The integrated HIV promoter has been shown to contain a periodic array
of nucleosomes, like the MMTV promoter (42). Transcriptional regulatory
elements such as NF-
B, Sp-1, and TATA motifs are located in the HIV
LTR (43-45). A recent study has shown that several changes in the
local chromatin structure of the HIV promoter induced by NF-
B play
important roles in regulating transcription from the integrated HIV
provirus (46). The HS4 element in the HIV promoter has been shown to be
associated with the 3' terminus of the U5 region and to contain a
cluster of potential binding sites for the AP-1, AP-3-like, DBF-1, and
Sp-1 proteins (47). In addition, the nucleotide sequence of this
element has been shown to be required for the control of transcription
at the chromatin-organized HIV promoter (48). Like that of the MMTV
promoter, the chromatin structure the of integrated HIV promoter is
affected by specific transcription factors (49, 50).
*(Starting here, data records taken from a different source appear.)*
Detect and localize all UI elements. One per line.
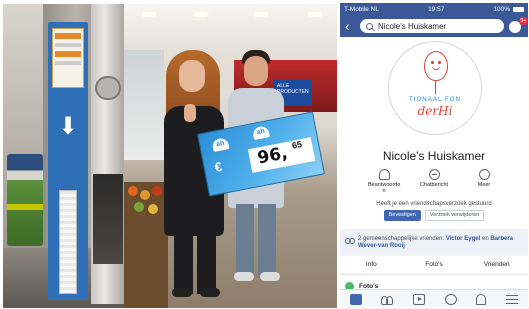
logo-brand: derHi bbox=[417, 104, 453, 118]
page-actions: Beantwoorde n Chatbericht Meer bbox=[340, 167, 528, 199]
page-cover: TIONAAL FON derHi bbox=[340, 37, 528, 145]
battery-icon bbox=[512, 6, 524, 12]
tab-info[interactable]: Info bbox=[340, 256, 403, 273]
mutual-friends[interactable]: 2 gemeenschappelijke vrienden: Victor Ey… bbox=[340, 233, 528, 253]
mutual-friend-link[interactable]: Victor Eygel bbox=[446, 236, 481, 242]
bottom-nav bbox=[340, 289, 528, 309]
sneaker bbox=[260, 272, 280, 281]
crate-opening bbox=[93, 174, 123, 264]
friends-icon bbox=[345, 238, 355, 246]
search-icon bbox=[366, 22, 373, 30]
waste-bin bbox=[7, 154, 43, 246]
woman-legs bbox=[174, 232, 216, 294]
cheque-handover-photo: ALLE PRODUCTEN ah ah € 96, 65 bbox=[124, 4, 337, 308]
shoe bbox=[172, 288, 192, 297]
search-input[interactable]: Nicole's Huiskamer bbox=[360, 19, 504, 33]
messenger-icon bbox=[428, 169, 440, 180]
search-value: Nicole's Huiskamer bbox=[378, 21, 447, 31]
watch-icon[interactable] bbox=[413, 294, 426, 305]
instruction-panel bbox=[52, 28, 84, 88]
action-label: Beantwoorde n bbox=[368, 182, 401, 194]
mutual-friends-text: 2 gemeenschappelijke vrienden: Victor Ey… bbox=[358, 236, 514, 249]
top-nav: ‹ Nicole's Huiskamer 9+ bbox=[340, 15, 528, 37]
friend-request-buttons: Bevestigen Verzoek verwijderen bbox=[340, 210, 528, 221]
messenger-button[interactable]: 9+ bbox=[509, 17, 528, 33]
messenger-badge: 9+ bbox=[519, 17, 528, 25]
menu-icon[interactable] bbox=[506, 294, 519, 305]
notifications-icon[interactable] bbox=[476, 294, 487, 305]
logo-tagline: TIONAAL FON bbox=[408, 96, 462, 103]
action-label: Meer bbox=[477, 182, 491, 188]
status-right: 100% bbox=[493, 6, 524, 13]
battery-percent: 100% bbox=[493, 5, 510, 13]
more-icon bbox=[478, 167, 490, 180]
message-button[interactable]: Chatbericht bbox=[418, 169, 450, 197]
bottle-slot bbox=[95, 76, 121, 100]
shoe bbox=[200, 288, 220, 297]
donation-box bbox=[59, 190, 77, 294]
home-icon[interactable] bbox=[349, 294, 362, 305]
sneaker bbox=[234, 272, 254, 281]
bin-stripe bbox=[7, 204, 43, 210]
man-legs bbox=[236, 204, 276, 278]
albert-heijn-logo: ah bbox=[251, 125, 270, 141]
more-button[interactable]: Meer bbox=[468, 167, 500, 197]
thumbs-up bbox=[184, 104, 196, 122]
woman-face bbox=[179, 60, 205, 92]
euro-sign: € bbox=[213, 158, 224, 175]
person-icon bbox=[378, 169, 390, 180]
albert-heijn-logo: ah bbox=[211, 137, 230, 152]
recycling-machine-photo: ⬇ bbox=[3, 4, 124, 308]
friend-request-info: Heeft je een vriendschapsverzoek gestuur… bbox=[376, 201, 492, 207]
ceiling bbox=[124, 4, 337, 50]
facebook-page-screenshot: T-Mobile NL 19:57 100% ‹ Nicole's Huiska… bbox=[340, 3, 528, 309]
clock: 19:57 bbox=[428, 5, 445, 13]
produce-display bbox=[124, 182, 168, 308]
tab-friends[interactable]: Vrienden bbox=[465, 256, 528, 273]
status-bar: T-Mobile NL 19:57 100% bbox=[340, 3, 528, 15]
friends-tab-icon[interactable] bbox=[381, 294, 394, 305]
remove-request-button[interactable]: Verzoek verwijderen bbox=[424, 210, 485, 221]
page-profile-logo[interactable]: TIONAAL FON derHi bbox=[388, 41, 482, 135]
action-label: Chatbericht bbox=[419, 182, 449, 188]
confirm-button[interactable]: Bevestigen bbox=[383, 210, 421, 221]
back-arrow-icon[interactable]: ‹ bbox=[345, 19, 355, 33]
page-tabs: Info Foto's Vrienden bbox=[340, 256, 528, 273]
page-title: Nicole's Huiskamer bbox=[340, 145, 528, 167]
carrier: T-Mobile NL bbox=[344, 5, 380, 13]
friend-request: Heeft je een vriendschapsverzoek gestuur… bbox=[340, 199, 528, 229]
tab-photos[interactable]: Foto's bbox=[403, 256, 466, 273]
respond-button[interactable]: Beantwoorde n bbox=[368, 169, 400, 197]
down-arrow-icon: ⬇ bbox=[57, 113, 79, 140]
man-face bbox=[244, 56, 268, 86]
profile-icon[interactable] bbox=[444, 294, 457, 305]
collage: ⬇ ALLE PRODUCTEN ah ah € 96, 65 T-Mobile… bbox=[0, 0, 529, 309]
store-window bbox=[124, 50, 164, 160]
cheque-cents: 65 bbox=[291, 139, 303, 151]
It is noteworthy
that the negative ACTG motif found in the MMTV promoter is also present in the HIV LTR. As indicated in Fig. 6, the role of this motif by
itself may be to repress the inherent activities of the proviral promoters in the absence of inducers, such as glucocorticoids and tumor
necrosis factor. The factor(s) that binds to the ACTG motif that is
present in both the MMTV and HIV promoters may negatively regulate MMTV
and HIV gene expression by interacting with other transcription factors
or chromatin-associated proteins to alter the nucleosomal conformations
to transcriptionally inactive states. To clarify the molecular
mechanism by which the ACTG motif represses MMTV and HIV gene
expression in tannic acid-treated cells, molecular cloning of cDNAs
that encode the MMTV 50-bp and HIV 30-bp element (or ACTG motif)
binding protein(s) is required. Our present data support the proposal
of Smith and Hager (51) that consideration of chromatin structural
changes in LTR is important in understanding transcriptional regulation
in vivo. We believe that the characterization of viral LTR
binding proteins and their interactions with chromosomal proteins may
not only clarify transcription regulatory mechanisms but also
contribute to the development of therapies for retrovirus-associated diseases.